Competing in a VADA NOVA schooling show — my first show in more than 15 years — on Dolcha, the mare I started half leasing in 2022.

Having faced the fear of my own death head on, while also still living with the very real fear that my cancer could come back at any moment, was an unasked for reminder that there are no guarantees in life, no promises for how much time we have on this earth. This reminder was what I needed to relook at my priorities and stop making excuses for putting my joy and passions last in the priorities list.

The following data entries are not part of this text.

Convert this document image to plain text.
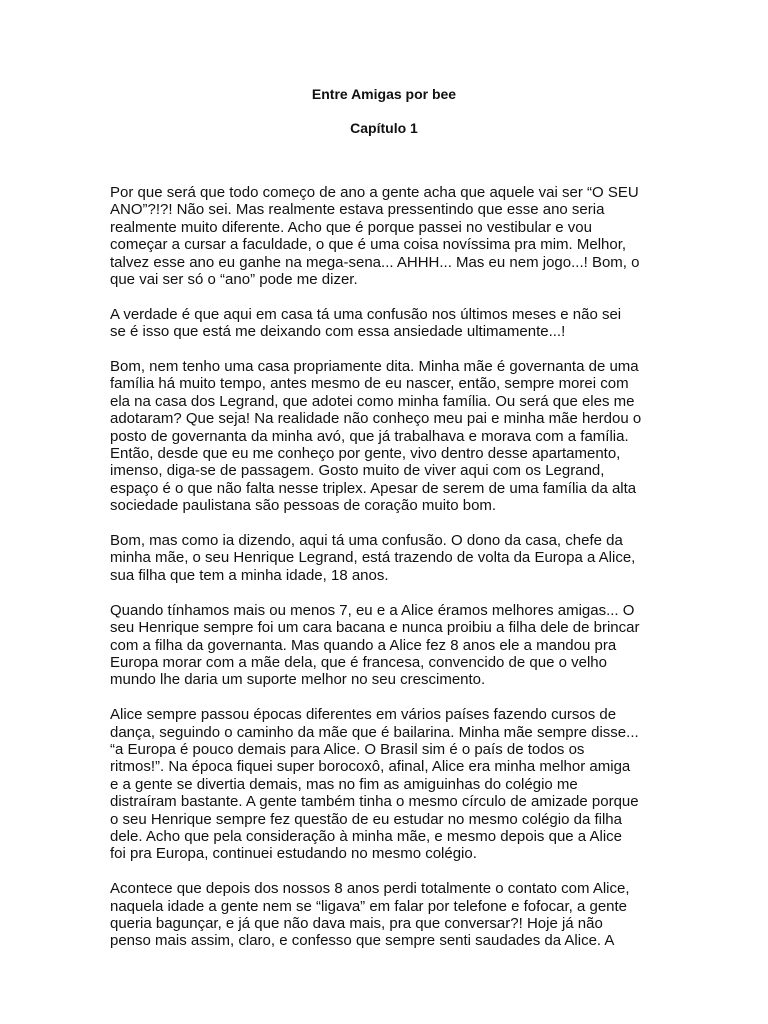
Entre Amigas por bee
Capítulo 1
Por que será que todo começo de ano a gente acha que aquele vai ser “O SEU
ANO”?!?! Não sei. Mas realmente estava pressentindo que esse ano seria
realmente muito diferente. Acho que é porque passei no vestibular e vou
começar a cursar a faculdade, o que é uma coisa novíssima pra mim. Melhor,
talvez esse ano eu ganhe na mega-sena... AHHH... Mas eu nem jogo...! Bom, o
que vai ser só o “ano” pode me dizer.
A verdade é que aqui em casa tá uma confusão nos últimos meses e não sei
se é isso que está me deixando com essa ansiedade ultimamente...!
Bom, nem tenho uma casa propriamente dita. Minha mãe é governanta de uma
família há muito tempo, antes mesmo de eu nascer, então, sempre morei com
ela na casa dos Legrand, que adotei como minha família. Ou será que eles me
adotaram? Que seja! Na realidade não conheço meu pai e minha mãe herdou o
posto de governanta da minha avó, que já trabalhava e morava com a família.
Então, desde que eu me conheço por gente, vivo dentro desse apartamento,
imenso, diga-se de passagem. Gosto muito de viver aqui com os Legrand,
espaço é o que não falta nesse triplex. Apesar de serem de uma família da alta
sociedade paulistana são pessoas de coração muito bom.
Bom, mas como ia dizendo, aqui tá uma confusão. O dono da casa, chefe da
minha mãe, o seu Henrique Legrand, está trazendo de volta da Europa a Alice,
sua filha que tem a minha idade, 18 anos.
Quando tínhamos mais ou menos 7, eu e a Alice éramos melhores amigas... O
seu Henrique sempre foi um cara bacana e nunca proibiu a filha dele de brincar
com a filha da governanta. Mas quando a Alice fez 8 anos ele a mandou pra
Europa morar com a mãe dela, que é francesa, convencido de que o velho
mundo lhe daria um suporte melhor no seu crescimento.
Alice sempre passou épocas diferentes em vários países fazendo cursos de
dança, seguindo o caminho da mãe que é bailarina. Minha mãe sempre disse...
“a Europa é pouco demais para Alice. O Brasil sim é o país de todos os
ritmos!”. Na época fiquei super borocoxô, afinal, Alice era minha melhor amiga
e a gente se divertia demais, mas no fim as amiguinhas do colégio me
distraíram bastante. A gente também tinha o mesmo círculo de amizade porque
o seu Henrique sempre fez questão de eu estudar no mesmo colégio da filha
dele. Acho que pela consideração à minha mãe, e mesmo depois que a Alice
foi pra Europa, continuei estudando no mesmo colégio.
Acontece que depois dos nossos 8 anos perdi totalmente o contato com Alice,
naquela idade a gente nem se “ligava” em falar por telefone e fofocar, a gente
queria bagunçar, e já que não dava mais, pra que conversar?! Hoje já não
penso mais assim, claro, e confesso que sempre senti saudades da Alice. A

So, before I knew it, I found myself one day sitting on the side of the ring during my daughter’s riding lesson reading partial-lease advertisements on Virginia Equestrian. I scheduled a trial ride that included a lesson, per the horse owners’ requirement. The instructor turned out to be an amazing dressage instructor (the one and only Ampara Visser), who immediately dialed into my skill level and past experience and had me learning and growing from that first trial lesson. I agreed to the lease that night and started weekly lessons shortly thereafter. As my lessons progressed I quickly regained skills (and muscles) that I had not used in a long time, and even worked on dressage movements I had never done before in my life. I also made a whole new group of barn friends and community.

Snoopy and I at the VADA NOVA Schooling Show Championship, Nov. 2, 2024

This. This was what I needed so desperately. Being back at the barn and in the saddle — not just for a short, “just-for-fun” ride, but really learning, growing, and physically and mentally pushing myself again — this brought me an indescribable amount of joy and almost immediately and intensely reignited my passion for riding.

Now in my early 40s, when I again feel as if I’ve only just blinked, I own my own horse — a fancy and ridiculously goofy Dutch warmblood named Snoopy that I am officially obsessed with. I even own a trailer and a truck to pull the trailer so Snoopy and I can get to shows, since once the horse passion embers were fanned they have really progressed in full force!

Balancing this reignited horse passion with work, parenting, marriage, and life’s other responsibilities is a daily challenge — but a challenge that this cancer-surviving, horse-crazy girl is incredibly happy and grateful to be able to pursue.